The production featured four music stars, Hope Masike, Gemma Griffiths, Tahle weDzinza, Bryn K and a plethora of exceptional dancers, who took the audience on an artistic journey through exhibition of their various talents.
It was one of many instances that points to a boom in local theatre, with a lot of activities being lined up, be it in the ghetto or up market.
Generally, theatre, dance and other performing arts teach people how to express themselves effectively.
Theatre also teaches society, pointing out the attitudes and mindsets of communities and can be a tool used to educate people about their current conditions.
The good thing is that the genre is managing to slowly retain its lost glory. A survey conducted by The Herald Arts revealed that, if the sector can be taken seriously and with its people being respected, it can not only boost the arts industry, but the whole tourism sector as well.
Theatre used to be one the most followed genres, where scores of people would gather, follow and fill spaces with various acts being performed.
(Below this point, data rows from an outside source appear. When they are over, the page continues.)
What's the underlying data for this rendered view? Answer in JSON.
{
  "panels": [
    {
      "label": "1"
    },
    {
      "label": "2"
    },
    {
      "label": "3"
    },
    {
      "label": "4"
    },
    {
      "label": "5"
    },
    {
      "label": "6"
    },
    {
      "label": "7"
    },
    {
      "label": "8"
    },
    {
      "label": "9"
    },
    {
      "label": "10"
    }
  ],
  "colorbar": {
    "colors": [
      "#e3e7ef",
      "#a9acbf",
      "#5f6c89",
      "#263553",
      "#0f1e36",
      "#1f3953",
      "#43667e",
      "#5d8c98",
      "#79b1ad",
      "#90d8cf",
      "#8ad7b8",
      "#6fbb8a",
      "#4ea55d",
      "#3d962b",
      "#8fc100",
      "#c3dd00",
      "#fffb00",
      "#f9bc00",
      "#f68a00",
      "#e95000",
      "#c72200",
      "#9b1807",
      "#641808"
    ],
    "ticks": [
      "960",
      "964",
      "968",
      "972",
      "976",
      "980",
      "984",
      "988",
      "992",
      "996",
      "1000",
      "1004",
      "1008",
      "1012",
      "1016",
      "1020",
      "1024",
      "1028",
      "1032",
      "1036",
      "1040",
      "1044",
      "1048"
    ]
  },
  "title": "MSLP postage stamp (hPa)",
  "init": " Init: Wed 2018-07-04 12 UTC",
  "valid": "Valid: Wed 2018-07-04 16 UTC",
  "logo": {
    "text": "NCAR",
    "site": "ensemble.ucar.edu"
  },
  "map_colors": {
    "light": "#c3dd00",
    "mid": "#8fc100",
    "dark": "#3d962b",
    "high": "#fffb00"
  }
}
Missing a single act would make its followers feel like having lost a fortune because of the dominance and quality of plays that were being produced those days.
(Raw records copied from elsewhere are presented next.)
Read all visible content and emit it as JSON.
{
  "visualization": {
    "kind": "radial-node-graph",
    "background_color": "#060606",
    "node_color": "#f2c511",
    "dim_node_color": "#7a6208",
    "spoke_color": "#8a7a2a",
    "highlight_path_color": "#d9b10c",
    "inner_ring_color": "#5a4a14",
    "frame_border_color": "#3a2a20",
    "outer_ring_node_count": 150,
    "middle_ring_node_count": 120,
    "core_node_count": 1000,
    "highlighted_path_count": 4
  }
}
Children Performing Arts Workshop (Chipawo) manager, Chipo Basopo, confirmed that theatre is returning to its glory considering the number of shows and performances coupled with tickets being sold out at venues.
She said there is so much that theatre can teach about history and culture.
“From the clothing that people wore during the time of the show, to the way they talked and acted. Shakespearean plays, for example, took in place in a historical and cultural period much different from our own.
“Through his plays, we learn about different mannerisms, cultural norms, and how people dressed and acted at the time of his plays,” she said.
Basopo said there were in the process of staging a series of plays this month, under the theme ‘A Time with Uncle Steve’, in honour of the late legendary playwright Stephen Chifunyise.
The first play, Vicious, written and directed for UNFPA by Chifunyise will be staged on from today.
The play touches on various issues affecting most Zimbabwean communities including poverty and HIV from a fresh perspective.
It features Chipo Basopo, Robert Chiyama, Kundai Chipagara, Tafadzwa Munjoma, Kidman Basopo, and Sabinah Rwatizha among others.
Asked how they are surviving in the arts industry where music, fashion and modelling are dominating, she said theatre has been in existence for years and they have their own audience.
“We are recording full houses at our events. Gone are the days when we had no opportunity to showcase our talents because we were not respected and appreciated.
“Allow me to thank the Ministry of Youth, Sport, Arts and Recreation for fully supporting some of our initiatives,” she said.